Dat lijkt mij een belangrijke beperking. Het leven, werken en welvaren van mensen is onlosmakelijk verbonden met het leven, werken en welvaren van talloze andere levensvormen met wie wij samenleven en van wie wij in cruciale opzichten af hankelijk zijn. Die verstrengeling en verknoping hebben ingrijpende consequenties voor de kritische maatschappijtheorie. Het idee dat ‘de maatschappij’ of ‘de samenleving’ alleen door mensen gevormd wordt is in het licht van die verknoping een grove simplificatie. De maatschappij moet in mijn ogen gezien worden als een samenstelsel van de netwerken die alle levensvormen op aarde met elkaar vormen. Voor een hedendaagse maatschappijkritiek (!) zijn daarom andere metaforen en andere grondbegrippen nodig, waarin deze biotische verwevenheid het uitgangspunt vormt.

Samen met Donna Haraway is Bruno Latour een van de belangrijkste hedendaagse filosofen die deze verwevenheid in zijn kritische analyses centraal stelt. Volgens Latour hebben moderne maatschappijen zich tot op grote hoogte losgemaakt van de Aarde die hen draagt en bereiken zij inmiddels de grenzen van de destructieve ontwikkeling die daarmee verbonden is. Daarom staan wij voor de uitdaging om die ontwikkeling om te buigen en te ‘landen op aarde’, om daar een nieuwe, coöperatieve verhouding te ontwikkelen met alle levensvormen die bijdragen aan de instandhouding van de leef baarheid van de planeet.

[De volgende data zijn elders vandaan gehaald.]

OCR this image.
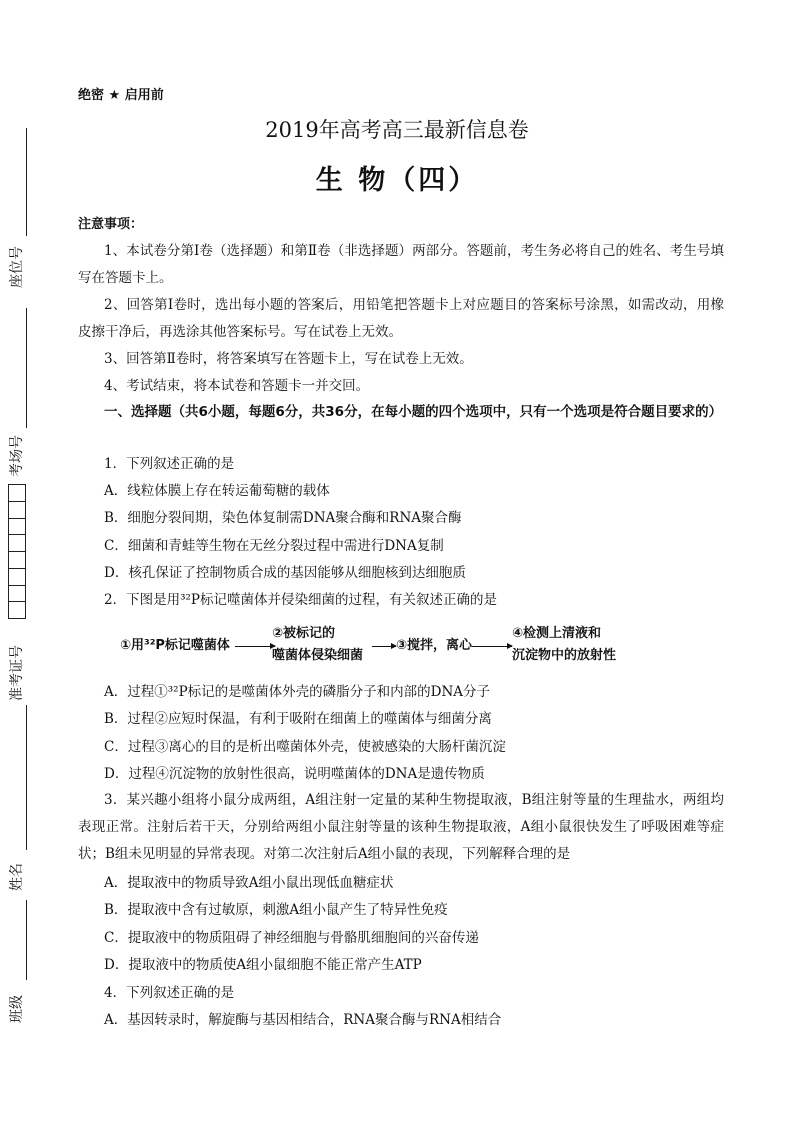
座位号
考场号
准考证号
姓名
班级
绝密 ★ 启用前
2019年高考高三最新信息卷
生 物（四）
注意事项：
1、本试卷分第Ⅰ卷（选择题）和第Ⅱ卷（非选择题）两部分。答题前，考生务必将自己的姓名、考生号填写在答题卡上。
2、回答第Ⅰ卷时，选出每小题的答案后，用铅笔把答题卡上对应题目的答案标号涂黑，如需改动，用橡皮擦干净后，再选涂其他答案标号。写在试卷上无效。
3、回答第Ⅱ卷时，将答案填写在答题卡上，写在试卷上无效。
4、考试结束，将本试卷和答题卡一并交回。
一、选择题（共6小题，每题6分，共36分，在每小题的四个选项中，只有一个选项是符合题目要求的）
1．下列叙述正确的是
A．线粒体膜上存在转运葡萄糖的载体
B．细胞分裂间期，染色体复制需DNA聚合酶和RNA聚合酶
C．细菌和青蛙等生物在无丝分裂过程中需进行DNA复制
D．核孔保证了控制物质合成的基因能够从细胞核到达细胞质
2．下图是用³²P标记噬菌体并侵染细菌的过程，有关叙述正确的是
①用³²P标记噬菌体
②被标记的
噬菌体侵染细菌
③搅拌，离心
④检测上清液和
沉淀物中的放射性
A．过程①³²P标记的是噬菌体外壳的磷脂分子和内部的DNA分子
B．过程②应短时保温，有利于吸附在细菌上的噬菌体与细菌分离
C．过程③离心的目的是析出噬菌体外壳，使被感染的大肠杆菌沉淀
D．过程④沉淀物的放射性很高，说明噬菌体的DNA是遗传物质
3．某兴趣小组将小鼠分成两组，A组注射一定量的某种生物提取液，B组注射等量的生理盐水，两组均表现正常。注射后若干天，分别给两组小鼠注射等量的该种生物提取液，A组小鼠很快发生了呼吸困难等症状；B组未见明显的异常表现。对第二次注射后A组小鼠的表现，下列解释合理的是
A．提取液中的物质导致A组小鼠出现低血糖症状
B．提取液中含有过敏原，刺激A组小鼠产生了特异性免疫
C．提取液中的物质阻碍了神经细胞与骨骼肌细胞间的兴奋传递
D．提取液中的物质使A组小鼠细胞不能正常产生ATP
4．下列叙述正确的是
A．基因转录时，解旋酶与基因相结合，RNA聚合酶与RNA相结合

De metafoor van het ‘landen op Aarde’ is een belangrijke stap in de goede richting, omdat Latour daarmee een direct verband legt tussen ons eigen leven en werken en dat van andere levensvormen. Bovendien wijst deze metafoor naar een alternatief voor het ingeburgerde containerbegrip ‘natuur’. Daarin worden de ‘dode’ en de ‘levende’ natuur op één hoop gegooid en verdwijnt de cruciale rol uit beeld die talloze concurrerend-samenwerkende levensvormen spelen bij het realiseren en stabiliseren van levensvriendelijke fysieke en klimatologische condities op deze planeet. Die rol staat centraal in het begrip Aarde. Hij begrijpt de Aarde als een ‘kritische zone’ van enkele kilometers dik, waarin al het leven op aarde geconcentreerd is en waarin al het biotische werk wordt verricht dat de planeet leef baar houdt, zoals het op peil houden van het zuurstofgehalte van de atmosfeer, het in stand houden van een vruchtbare bodem en het gaande houden van een aantal onontbeerlijke, leven-dragende kringlopen, zoals de stikstof kringloop.